Indeed, organic products have become more widely available and don’t require shoppers to go to specialty shops. Nearly three out of four conventional grocery stores carry clean products, according to the U.S. Department of Agriculture.
Wal-Mart, Target and Kroger have all begun stocking up on organic food, in a push to rival higher-price grocery chains like Whole Foods Market. And by introducing their own private label brands, retailers are able to sell organic products at an even lower price.
In addition to shopping at lower-price stores, there are other steps consumers can take to eat organic for less. Brown suggests people stop spending their disposable income at coffee shops and start making coffee, smoothies and granola at home to further curb the cost of swapping to an organic lifestyle.
“Check the bulk bins,” Addington suggested. “It’s so much cheaper to get beans, rice, lentils, flours and grains there.”
Addington noted that shopping from these bins allows customers to choose how much of a product they want and leads to less food waste. Another way to reduce food waste is to plan meals ahead of time.
“Planning ahead is so important,” Brown said. “You waste less if you have a plan for that ingredient.”
It also means fewer trips to the store. Brown said she shops for food about once every week and a half. The average shopper goes to the grocery store about 1.6 times per week, according to the Food Marketing Institute.
Cutting fruits and vegetables at home and placing them into containers or bags is another way to prevent food waste, Brown said. Canning, freezing and drying are other alternatives to keeping food fresh longer and reducing waste.

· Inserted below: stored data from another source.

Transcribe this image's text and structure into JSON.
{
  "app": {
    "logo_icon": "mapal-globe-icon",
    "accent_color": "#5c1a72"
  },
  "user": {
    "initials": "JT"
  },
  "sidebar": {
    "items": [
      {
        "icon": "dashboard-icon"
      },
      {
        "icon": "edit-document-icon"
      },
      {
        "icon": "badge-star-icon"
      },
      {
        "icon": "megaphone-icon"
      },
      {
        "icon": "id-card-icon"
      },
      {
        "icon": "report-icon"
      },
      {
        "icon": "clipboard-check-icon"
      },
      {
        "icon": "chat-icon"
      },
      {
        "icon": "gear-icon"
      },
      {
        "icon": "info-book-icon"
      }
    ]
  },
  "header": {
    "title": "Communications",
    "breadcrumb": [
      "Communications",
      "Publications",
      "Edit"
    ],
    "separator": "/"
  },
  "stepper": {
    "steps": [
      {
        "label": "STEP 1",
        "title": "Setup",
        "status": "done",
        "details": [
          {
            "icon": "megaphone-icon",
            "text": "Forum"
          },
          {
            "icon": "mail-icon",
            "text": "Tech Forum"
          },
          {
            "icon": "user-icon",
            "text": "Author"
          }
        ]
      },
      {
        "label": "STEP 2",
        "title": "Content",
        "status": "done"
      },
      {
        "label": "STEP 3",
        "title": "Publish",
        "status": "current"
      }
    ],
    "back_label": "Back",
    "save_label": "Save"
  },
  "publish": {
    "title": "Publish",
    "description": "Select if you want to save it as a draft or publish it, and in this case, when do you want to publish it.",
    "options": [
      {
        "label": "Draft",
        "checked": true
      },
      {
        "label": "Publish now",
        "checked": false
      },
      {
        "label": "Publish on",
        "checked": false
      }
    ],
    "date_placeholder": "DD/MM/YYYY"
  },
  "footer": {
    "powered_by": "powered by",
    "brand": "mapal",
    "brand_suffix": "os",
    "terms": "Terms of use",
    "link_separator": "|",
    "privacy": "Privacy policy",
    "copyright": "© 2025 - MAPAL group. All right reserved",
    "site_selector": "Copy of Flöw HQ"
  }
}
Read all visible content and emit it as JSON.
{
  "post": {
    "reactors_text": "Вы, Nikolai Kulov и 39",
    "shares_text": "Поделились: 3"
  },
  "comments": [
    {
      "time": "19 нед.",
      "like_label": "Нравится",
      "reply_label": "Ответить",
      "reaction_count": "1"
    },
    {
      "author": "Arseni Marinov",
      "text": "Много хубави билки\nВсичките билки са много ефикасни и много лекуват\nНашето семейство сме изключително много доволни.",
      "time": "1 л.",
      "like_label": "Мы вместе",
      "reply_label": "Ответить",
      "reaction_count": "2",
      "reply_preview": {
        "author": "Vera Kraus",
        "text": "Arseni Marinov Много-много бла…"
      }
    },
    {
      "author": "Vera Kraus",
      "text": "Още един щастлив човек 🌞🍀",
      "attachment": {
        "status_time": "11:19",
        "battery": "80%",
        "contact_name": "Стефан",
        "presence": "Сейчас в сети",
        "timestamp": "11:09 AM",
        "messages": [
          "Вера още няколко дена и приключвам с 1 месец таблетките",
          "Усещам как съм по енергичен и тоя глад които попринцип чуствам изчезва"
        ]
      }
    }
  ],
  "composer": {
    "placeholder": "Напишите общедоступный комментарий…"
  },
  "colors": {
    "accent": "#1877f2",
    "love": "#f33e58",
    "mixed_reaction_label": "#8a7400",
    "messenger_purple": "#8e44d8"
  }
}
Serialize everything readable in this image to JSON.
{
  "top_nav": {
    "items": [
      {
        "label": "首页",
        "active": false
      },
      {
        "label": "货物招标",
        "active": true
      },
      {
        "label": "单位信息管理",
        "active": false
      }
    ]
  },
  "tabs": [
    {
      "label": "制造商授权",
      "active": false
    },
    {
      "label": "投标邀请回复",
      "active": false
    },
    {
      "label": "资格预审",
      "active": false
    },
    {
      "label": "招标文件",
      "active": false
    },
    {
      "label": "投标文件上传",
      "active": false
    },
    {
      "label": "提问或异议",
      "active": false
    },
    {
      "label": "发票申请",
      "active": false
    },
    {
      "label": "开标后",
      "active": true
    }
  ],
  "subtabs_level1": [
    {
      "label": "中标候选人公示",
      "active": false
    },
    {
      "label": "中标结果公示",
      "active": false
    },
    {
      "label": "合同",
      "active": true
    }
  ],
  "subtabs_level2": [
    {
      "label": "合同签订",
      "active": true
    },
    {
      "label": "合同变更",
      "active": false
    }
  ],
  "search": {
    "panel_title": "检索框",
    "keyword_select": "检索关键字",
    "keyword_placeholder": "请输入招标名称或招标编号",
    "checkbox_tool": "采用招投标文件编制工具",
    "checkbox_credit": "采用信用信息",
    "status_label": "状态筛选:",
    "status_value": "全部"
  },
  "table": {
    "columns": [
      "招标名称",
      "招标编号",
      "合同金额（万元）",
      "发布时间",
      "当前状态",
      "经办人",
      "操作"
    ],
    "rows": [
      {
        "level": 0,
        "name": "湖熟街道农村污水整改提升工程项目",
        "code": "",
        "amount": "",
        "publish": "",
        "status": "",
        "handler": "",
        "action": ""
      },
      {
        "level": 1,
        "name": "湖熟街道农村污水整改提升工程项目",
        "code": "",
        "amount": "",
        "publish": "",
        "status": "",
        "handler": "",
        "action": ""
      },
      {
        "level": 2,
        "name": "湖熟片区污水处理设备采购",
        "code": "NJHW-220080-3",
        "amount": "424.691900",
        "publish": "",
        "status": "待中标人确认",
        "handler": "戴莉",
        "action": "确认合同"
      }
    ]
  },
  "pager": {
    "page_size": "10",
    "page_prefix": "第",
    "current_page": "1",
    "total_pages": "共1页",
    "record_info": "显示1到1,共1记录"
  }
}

Consumers new to an organic diet can try meal delivery services to learn recipes and practice cooking with clean ingredients. One such company is Addington’s vegan meal delivery service V-Grits, which uses organic ingredients.
It teaches consumers how to eat vegan using plant-based ingredients that are easy to find in stores, making recreating recipes very easy. The program provides ingredients for three meals a week and costs $69. Folks can expect to see dishes like southern style enchiladas, vegan chili and quiche-stuffed peppers.
Other organic meal services include companies like Green Chef and Provenance Meals. These services can cost between $45 and $325 depending on how many meals a week are provided.
“I would encourage people to recalibrate their palates,” Brown said. “And see what whole ingredients taste like without Velveeta on them.”
Brown suggests consumers experiment with different organic foods by “making it a fun, social” experience. Gathering friends together to make meals or having an organic potluck can help folks who want to eat cleaner try a variety of dishes, and find recipes to recreate in the future.
The easiest way to break into an organic diet? Knowing that you don’t have to eat organic all the time.
Paige Wolf, author of “Spit That Out,” a book that focuses on how to raise children in an “age of environmental guilt,” said she keeps her home about 90 percent organic, and doesn’t fret about what her children eat at friends’ birthday parties or the occasional nonorganic treat. Instead, she focuses on providing organic foods at home and for school lunches.
“Kids are super picky eaters. My son eats mac ‘n’ cheese, grilled cheese, and peanut butter and jelly. I can’t do much about the variety, but I can make it organic,” she said.
And, of course, consumers should look for coupons for organic brands as a way to cut costs.
“I don’t eat organic 100 percent of the time,” Wolf said. “If my kids want ice cream, we’ll still go to Baskin-Robbins.”